Verkauft Temu gefälschte oder gar gefährliche Produkte? Die EU-Kommission hat dazu nun ein formales Verfahren gegen den in China gegründeten Billig-Onlinehändler eröffnet.
Die EU-Kommission sagt dem Onlinehändler Temu den Kampf an. Die Brüsseler Behörde verdächtigt Temu, gegen das EU-Gesetz für digitale Dienste zu verstoßen, und hat dazu nun ein formales Verfahren eingeleitet. Ziel ist es zu prüfen, ob die Plattform etwa ausreichend gegen den Verkauf illegaler Produkte vorgeht.
Unseriöse Händler schaden den Verbrauchern
Dabei gehe es um gefälschte oder sogar gefährliche Produkte auf der Plattform, so die Kommission. Bestimmte unseriöse Händler würden wieder auf der Plattform auftauchen, nachdem sie gesperrt worden seien, hieß es von der Behörde.
Vizekommissionspräsidentin Margrethe Vestager forderte Temu auf sicherzustellen, dass die Produkte auf der Plattform "den EU-Standards entsprechen und den Verbrauchern nicht schaden".
Macht Temu "potenziell süchtig"?
In dem Verfahren untersucht die EU-Kommission auch das Design der Online-Plattform, das Käufer durch Belohnungsprogramme "potenziell süchtig" machen und zu ungeplanten Ausgaben verleiten soll. Das könne negative Folgen für das körperliche und geistige Wohlbefinden der Verbraucher haben. Die Kommission will nun weiter Beweise sammeln, etwa durch Befragungen. Die Brüsseler Behörde hatte bereits ähnliche Verfahren gegen X, TikTok und AliExpress eröffnet.

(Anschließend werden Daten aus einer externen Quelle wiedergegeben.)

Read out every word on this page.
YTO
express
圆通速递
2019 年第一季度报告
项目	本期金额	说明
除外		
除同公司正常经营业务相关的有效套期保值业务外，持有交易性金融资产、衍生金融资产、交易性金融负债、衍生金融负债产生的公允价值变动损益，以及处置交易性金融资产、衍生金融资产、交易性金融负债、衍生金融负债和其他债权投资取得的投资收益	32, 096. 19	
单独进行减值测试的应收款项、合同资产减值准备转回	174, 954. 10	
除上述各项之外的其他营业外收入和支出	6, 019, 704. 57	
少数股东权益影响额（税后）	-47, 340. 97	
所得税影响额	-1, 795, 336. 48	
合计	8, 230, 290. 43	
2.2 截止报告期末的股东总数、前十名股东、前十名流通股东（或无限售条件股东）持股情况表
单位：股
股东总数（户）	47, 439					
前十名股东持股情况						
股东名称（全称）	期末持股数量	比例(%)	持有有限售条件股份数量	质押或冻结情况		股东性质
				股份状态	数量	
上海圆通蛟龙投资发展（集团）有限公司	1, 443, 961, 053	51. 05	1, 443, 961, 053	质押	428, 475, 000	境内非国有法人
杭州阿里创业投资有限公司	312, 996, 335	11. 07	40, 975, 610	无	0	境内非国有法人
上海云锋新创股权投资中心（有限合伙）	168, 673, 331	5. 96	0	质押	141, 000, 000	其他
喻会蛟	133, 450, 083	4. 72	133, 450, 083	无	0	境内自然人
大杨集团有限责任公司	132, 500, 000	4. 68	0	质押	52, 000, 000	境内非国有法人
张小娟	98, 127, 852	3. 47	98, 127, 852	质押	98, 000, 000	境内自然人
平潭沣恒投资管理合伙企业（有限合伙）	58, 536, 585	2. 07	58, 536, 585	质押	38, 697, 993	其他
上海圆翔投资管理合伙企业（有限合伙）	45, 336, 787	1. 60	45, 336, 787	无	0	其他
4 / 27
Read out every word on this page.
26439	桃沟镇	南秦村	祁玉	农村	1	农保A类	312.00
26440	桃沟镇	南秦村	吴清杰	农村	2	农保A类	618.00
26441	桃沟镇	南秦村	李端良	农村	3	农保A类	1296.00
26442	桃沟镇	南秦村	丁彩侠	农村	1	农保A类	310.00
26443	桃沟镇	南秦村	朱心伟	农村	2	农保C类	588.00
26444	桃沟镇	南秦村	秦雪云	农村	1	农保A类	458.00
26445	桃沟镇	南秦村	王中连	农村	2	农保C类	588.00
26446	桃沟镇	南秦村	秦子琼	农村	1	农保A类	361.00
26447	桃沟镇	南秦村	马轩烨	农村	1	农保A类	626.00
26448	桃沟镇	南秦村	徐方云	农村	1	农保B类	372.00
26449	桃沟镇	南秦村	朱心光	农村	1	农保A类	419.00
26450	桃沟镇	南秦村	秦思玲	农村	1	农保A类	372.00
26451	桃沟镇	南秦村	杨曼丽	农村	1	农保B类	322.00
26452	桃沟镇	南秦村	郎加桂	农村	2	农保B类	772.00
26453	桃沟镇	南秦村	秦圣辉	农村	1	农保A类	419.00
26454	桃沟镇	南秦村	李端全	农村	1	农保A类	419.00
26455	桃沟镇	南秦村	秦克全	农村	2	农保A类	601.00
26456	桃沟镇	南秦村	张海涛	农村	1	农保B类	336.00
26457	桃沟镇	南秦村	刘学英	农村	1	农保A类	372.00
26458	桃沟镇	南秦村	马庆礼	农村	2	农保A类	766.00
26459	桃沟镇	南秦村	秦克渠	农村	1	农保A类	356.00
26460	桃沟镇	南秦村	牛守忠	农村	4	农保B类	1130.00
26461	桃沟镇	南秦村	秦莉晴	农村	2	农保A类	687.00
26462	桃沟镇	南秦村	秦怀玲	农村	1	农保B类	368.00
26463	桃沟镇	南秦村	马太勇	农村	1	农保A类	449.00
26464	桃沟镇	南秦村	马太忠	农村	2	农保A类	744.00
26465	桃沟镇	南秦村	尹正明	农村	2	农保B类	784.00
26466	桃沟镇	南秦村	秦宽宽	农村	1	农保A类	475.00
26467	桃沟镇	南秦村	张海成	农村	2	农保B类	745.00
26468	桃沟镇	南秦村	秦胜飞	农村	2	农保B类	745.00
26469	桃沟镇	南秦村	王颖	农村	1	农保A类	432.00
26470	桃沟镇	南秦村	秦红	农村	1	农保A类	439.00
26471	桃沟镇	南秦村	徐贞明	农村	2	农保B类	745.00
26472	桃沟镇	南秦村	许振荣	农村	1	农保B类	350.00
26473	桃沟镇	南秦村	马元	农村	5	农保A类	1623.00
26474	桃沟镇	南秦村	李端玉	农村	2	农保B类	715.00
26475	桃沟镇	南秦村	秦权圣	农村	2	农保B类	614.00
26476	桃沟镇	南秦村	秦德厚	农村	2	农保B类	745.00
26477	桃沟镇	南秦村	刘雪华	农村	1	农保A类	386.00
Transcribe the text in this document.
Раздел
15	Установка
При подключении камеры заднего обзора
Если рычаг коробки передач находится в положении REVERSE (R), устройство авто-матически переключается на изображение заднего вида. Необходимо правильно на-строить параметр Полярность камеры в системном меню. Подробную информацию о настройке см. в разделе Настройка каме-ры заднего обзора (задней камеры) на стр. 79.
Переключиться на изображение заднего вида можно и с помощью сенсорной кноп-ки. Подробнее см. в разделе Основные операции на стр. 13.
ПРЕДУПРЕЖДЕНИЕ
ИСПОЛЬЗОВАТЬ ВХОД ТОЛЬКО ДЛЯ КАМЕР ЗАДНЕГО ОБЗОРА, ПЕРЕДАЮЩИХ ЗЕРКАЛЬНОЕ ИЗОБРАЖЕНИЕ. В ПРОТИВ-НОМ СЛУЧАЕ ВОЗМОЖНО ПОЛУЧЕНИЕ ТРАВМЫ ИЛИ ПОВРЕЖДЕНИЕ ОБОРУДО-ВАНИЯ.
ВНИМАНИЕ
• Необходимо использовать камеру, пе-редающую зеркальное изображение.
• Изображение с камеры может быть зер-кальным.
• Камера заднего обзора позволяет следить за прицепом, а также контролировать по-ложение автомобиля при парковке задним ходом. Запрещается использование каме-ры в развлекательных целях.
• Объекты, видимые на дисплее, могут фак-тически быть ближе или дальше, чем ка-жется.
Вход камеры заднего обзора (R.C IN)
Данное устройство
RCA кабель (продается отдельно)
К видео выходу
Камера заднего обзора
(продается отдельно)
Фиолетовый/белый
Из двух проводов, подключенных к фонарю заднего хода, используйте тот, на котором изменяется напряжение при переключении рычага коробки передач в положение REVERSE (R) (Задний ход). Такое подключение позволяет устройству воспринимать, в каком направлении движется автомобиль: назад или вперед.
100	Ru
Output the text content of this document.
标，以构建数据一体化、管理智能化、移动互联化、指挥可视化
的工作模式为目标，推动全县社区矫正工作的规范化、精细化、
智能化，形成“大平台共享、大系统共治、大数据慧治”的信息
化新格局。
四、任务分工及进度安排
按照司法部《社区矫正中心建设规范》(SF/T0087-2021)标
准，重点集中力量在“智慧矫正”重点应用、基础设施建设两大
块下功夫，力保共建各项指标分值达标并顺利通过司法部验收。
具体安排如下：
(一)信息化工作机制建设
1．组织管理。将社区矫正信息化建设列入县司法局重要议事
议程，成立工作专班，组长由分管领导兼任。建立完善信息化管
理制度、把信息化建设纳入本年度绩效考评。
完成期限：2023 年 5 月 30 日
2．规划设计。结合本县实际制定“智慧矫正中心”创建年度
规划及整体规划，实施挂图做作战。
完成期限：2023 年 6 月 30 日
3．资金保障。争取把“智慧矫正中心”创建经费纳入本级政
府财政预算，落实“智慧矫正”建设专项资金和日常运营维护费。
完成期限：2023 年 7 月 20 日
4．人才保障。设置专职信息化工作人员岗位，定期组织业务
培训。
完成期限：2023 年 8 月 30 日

Mit ihrer Kritik an Temu steht die EU-Kommission indes nicht allein da: Auch das Bundeswirtschaftsministerium und Verbraucherverbände befürworten eine härtere Gangart gegen Temu sowie andere Billighändler wie Shein. In Deutschland zählt Temu bereits nach gerade einmal anderthalb Jahren am Markt zu den größten Onlinehändlern
EU fordert mehr Transparenz von Temu
Die EU-Kommission hatte Temu am 11. Oktober bereits zum zweiten Mal im Rahmen des Gesetzes über digitale Dienste zu mehr Transparenz aufgefordert. Der Onlinehändler solle darlegen, wie er verhindert, dass Händler seine Plattform für den Verkauf illegaler Produkte missbrauchen.
Außerdem musste Temu zusätzliche Informationen dazu liefern, wie das Unternehmen Risiken im Zusammenhang mit dem Verbraucherschutz, der öffentlichen Gesundheit und dem Wohlergehen der Nutzerinnen und Nutzer eindämmt. Temu sollte die angeforderten Informationen bis zum 21. Oktober 2024 vorlegen.
Temu droht hohes Bußgeld
Mit der Eröffnung eines offiziellen Verfahrens zieht die EU-Kommission die Daumenschrauben für den Billig-Onlinehändler weiter an. Hintergrund ist das EU-Gesetz für Digitale Dienste (Digital Services Act, DSA), das großen Online-Plattformen besondere Sorgfaltspflichten auflegt. Bei nachgewiesenen Verstößen kann die EU-Kommission ein Bußgeld von bis zu sechs Prozent des weltweiten Jahresumsatzes verhängen.
Temu erklärte sich derweil zur Zusammenarbeit mit den europäischen Behörden bereit. Ziel des Unternehmens sei ein "sicherer, vertrauenswürdiger Marktplatz für Verbraucher", so Temu.
Angespannte Handelsbeziehungen zu China
Das Brüsseler Verfahren gegen Temu kommt zu einem Zeitpunkt, da die wirtschaftlichen Spannungen mit China zunehmen. Seit gestern gelten EU-Zusatzzölle auf aus China importierte Elektroautos.
Vor dem Beschluss der EU-Kommission hatte Anfang des Monats eine ausreichend große Mehrheit der EU-Staaten für die Strafzölle gestimmt. Deutschland votierte gegen die Maßnahme, aus Sorge vor einem neuen großen Handelskonflikt und möglichen Vergeltungsmaßnahmen gegen deutsche Hersteller.